Mientras tanto, en la sala de jugadores, Mónaco jugaba a la Play con Ferrer, Almagro conversaba con Ventura, compañero de dobles. “Estas interrupciones no ayudan a nadie. Uno entra a la cancha cargado de adrenalina y de parar de  golpe puede tirarte para atrás. Es molesto, pero uno tiene que estar preparado mentalmente para entrar a la cancha cuando sea”, confió Zeballos.

Para cuando se anunció la suspensión definitiva, alrededor de las 18, los bosques de Palermo rebalsaban.
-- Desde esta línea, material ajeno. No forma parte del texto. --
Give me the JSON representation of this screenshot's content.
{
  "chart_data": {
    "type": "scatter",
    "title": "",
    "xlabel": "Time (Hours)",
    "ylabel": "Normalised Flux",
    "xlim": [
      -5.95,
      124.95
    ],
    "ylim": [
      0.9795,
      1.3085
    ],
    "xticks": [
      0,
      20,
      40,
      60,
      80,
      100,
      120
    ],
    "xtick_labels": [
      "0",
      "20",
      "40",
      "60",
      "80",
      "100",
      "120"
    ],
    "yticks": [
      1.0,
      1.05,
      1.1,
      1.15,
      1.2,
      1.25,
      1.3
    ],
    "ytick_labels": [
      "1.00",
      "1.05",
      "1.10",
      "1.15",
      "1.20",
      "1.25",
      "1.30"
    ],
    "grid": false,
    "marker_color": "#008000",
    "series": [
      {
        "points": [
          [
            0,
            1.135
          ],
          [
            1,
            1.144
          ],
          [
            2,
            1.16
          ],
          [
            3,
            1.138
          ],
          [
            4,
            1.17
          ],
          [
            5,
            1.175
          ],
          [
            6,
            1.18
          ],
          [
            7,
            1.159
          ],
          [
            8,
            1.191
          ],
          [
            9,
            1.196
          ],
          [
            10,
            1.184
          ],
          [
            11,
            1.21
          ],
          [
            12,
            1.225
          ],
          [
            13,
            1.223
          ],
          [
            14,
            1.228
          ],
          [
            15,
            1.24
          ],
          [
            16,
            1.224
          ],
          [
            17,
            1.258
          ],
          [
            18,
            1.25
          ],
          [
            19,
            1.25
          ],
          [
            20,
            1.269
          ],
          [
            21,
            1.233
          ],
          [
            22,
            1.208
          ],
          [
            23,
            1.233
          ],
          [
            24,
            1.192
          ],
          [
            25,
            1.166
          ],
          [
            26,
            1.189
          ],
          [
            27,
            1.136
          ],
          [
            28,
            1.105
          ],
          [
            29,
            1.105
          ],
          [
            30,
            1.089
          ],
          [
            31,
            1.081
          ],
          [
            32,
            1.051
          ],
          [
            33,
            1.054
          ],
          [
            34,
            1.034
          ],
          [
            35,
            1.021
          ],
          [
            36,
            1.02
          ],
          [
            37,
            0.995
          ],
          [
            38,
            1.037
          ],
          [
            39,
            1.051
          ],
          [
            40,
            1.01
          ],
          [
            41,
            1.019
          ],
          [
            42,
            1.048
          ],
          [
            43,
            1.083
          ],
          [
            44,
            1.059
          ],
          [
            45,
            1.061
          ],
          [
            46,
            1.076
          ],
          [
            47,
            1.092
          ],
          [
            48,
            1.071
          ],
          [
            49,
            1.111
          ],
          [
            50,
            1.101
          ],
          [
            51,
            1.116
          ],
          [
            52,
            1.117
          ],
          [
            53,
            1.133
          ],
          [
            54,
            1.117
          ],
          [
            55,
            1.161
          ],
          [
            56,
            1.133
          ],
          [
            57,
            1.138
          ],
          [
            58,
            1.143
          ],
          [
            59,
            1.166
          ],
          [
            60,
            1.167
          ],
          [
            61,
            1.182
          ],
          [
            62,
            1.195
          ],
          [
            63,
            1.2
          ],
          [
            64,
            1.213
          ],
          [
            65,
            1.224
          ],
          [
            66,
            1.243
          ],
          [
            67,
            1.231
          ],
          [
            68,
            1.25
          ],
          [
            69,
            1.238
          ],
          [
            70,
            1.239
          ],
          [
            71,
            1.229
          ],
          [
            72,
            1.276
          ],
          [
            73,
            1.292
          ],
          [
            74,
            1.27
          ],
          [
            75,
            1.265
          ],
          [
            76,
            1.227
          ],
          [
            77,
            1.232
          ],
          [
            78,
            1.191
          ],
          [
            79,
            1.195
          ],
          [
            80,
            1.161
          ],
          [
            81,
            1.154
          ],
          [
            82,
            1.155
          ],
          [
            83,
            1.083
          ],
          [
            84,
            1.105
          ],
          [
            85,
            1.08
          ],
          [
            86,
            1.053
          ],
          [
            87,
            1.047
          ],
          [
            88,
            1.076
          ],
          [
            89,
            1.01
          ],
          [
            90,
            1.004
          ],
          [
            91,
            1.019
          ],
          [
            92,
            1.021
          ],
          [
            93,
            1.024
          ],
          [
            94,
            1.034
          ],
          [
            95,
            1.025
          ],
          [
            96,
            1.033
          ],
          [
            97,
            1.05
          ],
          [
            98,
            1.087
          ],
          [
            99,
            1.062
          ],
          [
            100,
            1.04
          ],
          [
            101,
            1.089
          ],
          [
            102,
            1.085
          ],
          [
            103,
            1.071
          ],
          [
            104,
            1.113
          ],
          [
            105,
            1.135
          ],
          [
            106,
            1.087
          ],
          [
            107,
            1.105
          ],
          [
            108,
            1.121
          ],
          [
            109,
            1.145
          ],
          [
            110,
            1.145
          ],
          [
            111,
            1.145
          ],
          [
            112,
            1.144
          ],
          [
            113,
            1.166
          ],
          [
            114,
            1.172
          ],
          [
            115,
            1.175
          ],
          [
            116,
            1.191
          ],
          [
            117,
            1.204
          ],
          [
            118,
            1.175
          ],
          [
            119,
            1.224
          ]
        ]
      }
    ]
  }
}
Andar en auto era una odisea y caminar por la vereda no era posible sin sacrificar el calzado. Dentro del predio mismo, el agua comenzó a subir e hizo imposible trasladarse de un refugio a otro. Y la lluvia seguía cayendo con la misma intensidad.

El orden, ya convulsionado, se alteró aún más. En las adyacencias, un árbol cayó sobre tres autos. No fueron pocos los que comenzaron a protestar, algunos porque exigían que se les reconociera la entrada para el día siguiente, otros culpaban a la organización por no tener prevista una situación así.

Tres horas duró el diluvio. La lluvia continuó hasta la noche, aunque en menor intensidad. De a poco, el predio se fue evacuando. Quedaron algunos trabajadores: en una sala de prensa sin luz (por precaución, se apagó el grupo electrógeno) está el periodista de La Nación escribiendo desde una redacción improvisada; junto a un teléfono, el de Radio Continental espera su turno para salir al aire en la penumbra. El resto, esperando que el viento barra esas nubes cargadas de plomo para que el sábado vuelva a brillar el naranja del sol reflejado en el polvo de ladrillo.